遺伝子機能情報の高度化によって有用遺伝子を探しだす

(1)遺伝子機能関連情報の集積による有用遺伝子の探索
様々な遺伝子機能に関する情報を収集および二次解析を行い集積させることで、現行のデータベース検索では実現できない、有用物質生産や生体内での詳細な機能をもつ重要遺伝子、機能が未知な遺伝子について機能を推定する手法を開発する。これにより、特定の遺伝子や実験で得られた遺伝子、ゲノム解読後に予測された遺伝子について、重要(有用)な機能をもつ遺伝子を予測し、遺伝子配列と生物の特徴(遺伝型と表現型)との関連性を明らかにする。

(2)多型情報に基づく有用遺伝子の探索
同じ種類の生物でも個体や品種間で形質(表現型)の違いが見られ、その原因を調べるために、ゲノム塩基配列の違い(変異・多型)と遺伝子機能との関連性が調べられている。多型には一塩基多型(SNP)や構造多型(SV)、コピー数多型(CNV)など幾つかの種類があり、生物の形質への関連性を調べるため、これらの多型について、遺伝子発現やタンパク質機能にどの様に影響するかが調べられる。 本研究では、多型(SNP)の遺伝子発現制御機構への影響を調べるため、プロモータやエンハンサーを深層学習といった情報解析技術を用いて推測し、遺伝子機能と形質との関連性を調べる。一方、タンパク質におけるSNPの影響を調べるため、深層学習を用いた高精度なタンパク質立体構造予測法であるAlphaFold2を用いて立体構造を予測し、その構造から活性部位を推測することで「機能的SNP」を明らかにする。 これらにより、多様な作物や品種の性質に関わる遺伝子を知ることができ、それらの遺伝子を用いることで、新たな作物や品種を作り出すことができる。

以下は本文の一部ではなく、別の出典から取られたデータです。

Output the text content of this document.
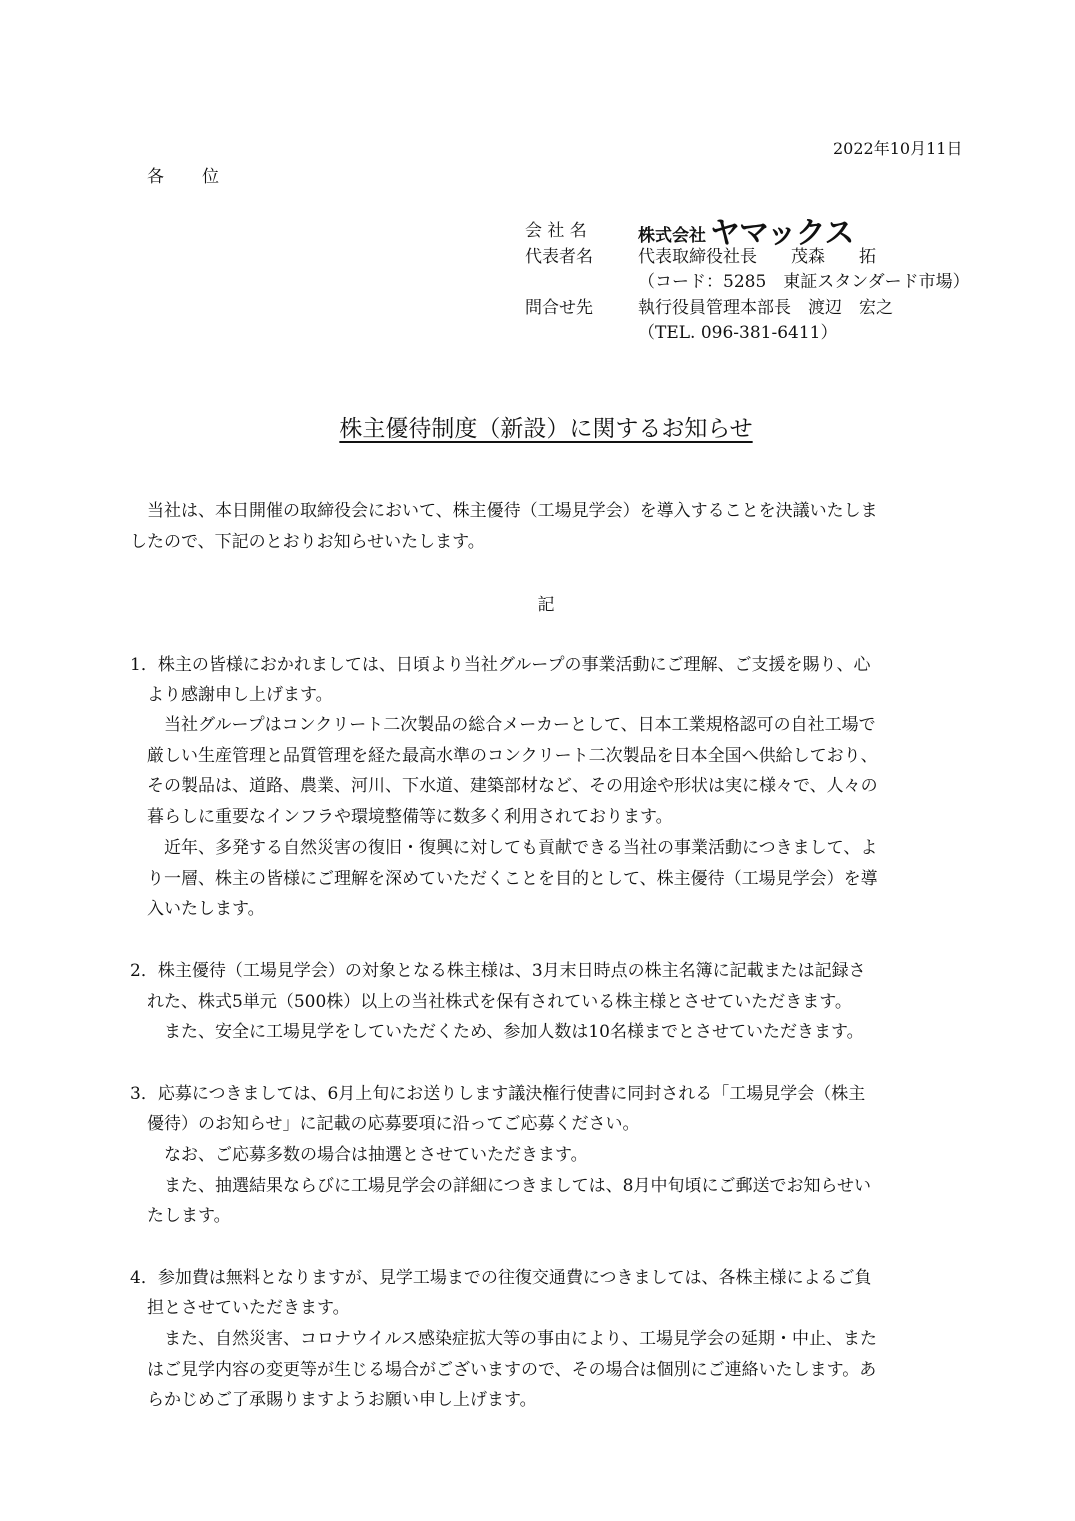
2022年10月11日
各 位
会 社 名	株式会社 ヤマックス
代表者名	代表取締役社長　　茂森　　拓
（コード：5285　東証スタンダード市場）
問合せ先	執行役員管理本部長　渡辺　宏之
（TEL. 096-381-6411）
株主優待制度（新設）に関するお知らせ
　当社は、本日開催の取締役会において、株主優待（工場見学会）を導入することを決議いたしま
したので、下記のとおりお知らせいたします。
記
1．株主の皆様におかれましては、日頃より当社グループの事業活動にご理解、ご支援を賜り、心
　より感謝申し上げます。
　　当社グループはコンクリート二次製品の総合メーカーとして、日本工業規格認可の自社工場で
　厳しい生産管理と品質管理を経た最高水準のコンクリート二次製品を日本全国へ供給しており、
　その製品は、道路、農業、河川、下水道、建築部材など、その用途や形状は実に様々で、人々の
　暮らしに重要なインフラや環境整備等に数多く利用されております。
　　近年、多発する自然災害の復旧・復興に対しても貢献できる当社の事業活動につきまして、よ
　り一層、株主の皆様にご理解を深めていただくことを目的として、株主優待（工場見学会）を導
　入いたします。
2．株主優待（工場見学会）の対象となる株主様は、3月末日時点の株主名簿に記載または記録さ
　れた、株式5単元（500株）以上の当社株式を保有されている株主様とさせていただきます。
　　また、安全に工場見学をしていただくため、参加人数は10名様までとさせていただきます。
3．応募につきましては、6月上旬にお送りします議決権行使書に同封される「工場見学会（株主
　優待）のお知らせ」に記載の応募要項に沿ってご応募ください。
　　なお、ご応募多数の場合は抽選とさせていただきます。
　　また、抽選結果ならびに工場見学会の詳細につきましては、8月中旬頃にご郵送でお知らせい
　たします。
4．参加費は無料となりますが、見学工場までの往復交通費につきましては、各株主様によるご負
　担とさせていただきます。
　　また、自然災害、コロナウイルス感染症拡大等の事由により、工場見学会の延期・中止、また
　はご見学内容の変更等が生じる場合がございますので、その場合は個別にご連絡いたします。あ
　らかじめご了承賜りますようお願い申し上げます。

(3)高度化した遺伝子機能情報を用いた知識発見手法による有用遺伝子の探索
様々な分野において、多様なデータが蓄積されており、データ間の繋がりから新たな知識を見出すグラフネットワーク解析や機械学習、そして、現在盛んに行われている深層学習(ディープラーニング)といったAI手法などが開発されている。さらに、蓄積された情報はデータベースから公開されており、各データベースに格納されたデータを二項関係(A→B)で記述することで、データベース間におけるデータの繋がりから知識発見を行なうセマンティックウェブ技術(RDF(Resource Description Framework)など)も盛んに開発されており、生物学分野では、特に欧州バイオインフォマティクス研究所(EBI)や日本のライフサイエンス統合データベースセンター(DBCLS)などが公開しているバイオインフォマティクス関連データベースについてRDF化が進められている。 ここでは、集積された遺伝子機能情報を用いて、グラフネットワークやディープラーニング、セマンティックウェブ技術といった手法を用いて知識発見を行ない、有用な遺伝子を探索する手法を開発する。

転写産物および遺伝子機能の網羅的解析

  ・実用作物についての転写産物の解明に関する研究
医薬品や食品、飲料などで用いられる実用作物について、網羅的な遺伝子発現プロファイルデータについての情報解析を行うことで、代謝産物配列の解読や遺伝子制御機構の解明。機能遺伝子の推定、代謝産物や多型との関連性を明らかにする。 また、様々な薬用植物が漢方薬などに用いられており、それぞれの植物において、薬効成分を作り出す遺伝子を明らかにすることで、薬効成分を大量かつ迅速に産生する品種や作物を作り出すことができる。また得られた遺伝子情報はデータベースから公開するため、製薬会社などに有益な情報となる。

ゲノム配列の解読によるゲノム、遺伝子構造の解明

 様々な生物がもつゲノム配列を解読し、情報学的解析を行うことで、ゲノムの多様性や遺伝子機能を明らかにし、生物がもつ特徴との関連性を解明する。

・ホウレンソウのゲノム構造の解明
多くの植物は、花びらの中に雄蕊と雌蕊がある両性花であり、キュウリやカボチャでは、雄蕊と雌蕊を別々にもつ雄花と雌花をもつ。一方、ホウレンソウは、株によって雄花をもつ雄株と雌花をもつ雌株に分けられる雌雄異株の性質をもつ。イチョウやキウイフルーツ、ホップなども雌雄異株の性質をもつ。ホウレンソウでは、雄株と雌株以外にも、雄雌の両方の機能を有した間性株(雌雄同株)が存在するという多様な性決定機構をもっており、性決定遺伝子はまだ明らかにされていない。 そこで、XX株とYY株のゲノム配列を解読することで、ホウレンソウの育種で重要な形式となる性決定遺伝子の同定を行い、さらに、抽苔性(開花)、カビやウイルスに対する病害抵抗性に関与する遺伝子を明らかにする。これにより、効率が良く、迅速に求める形質をもつ品種を作り出すことができるようになる。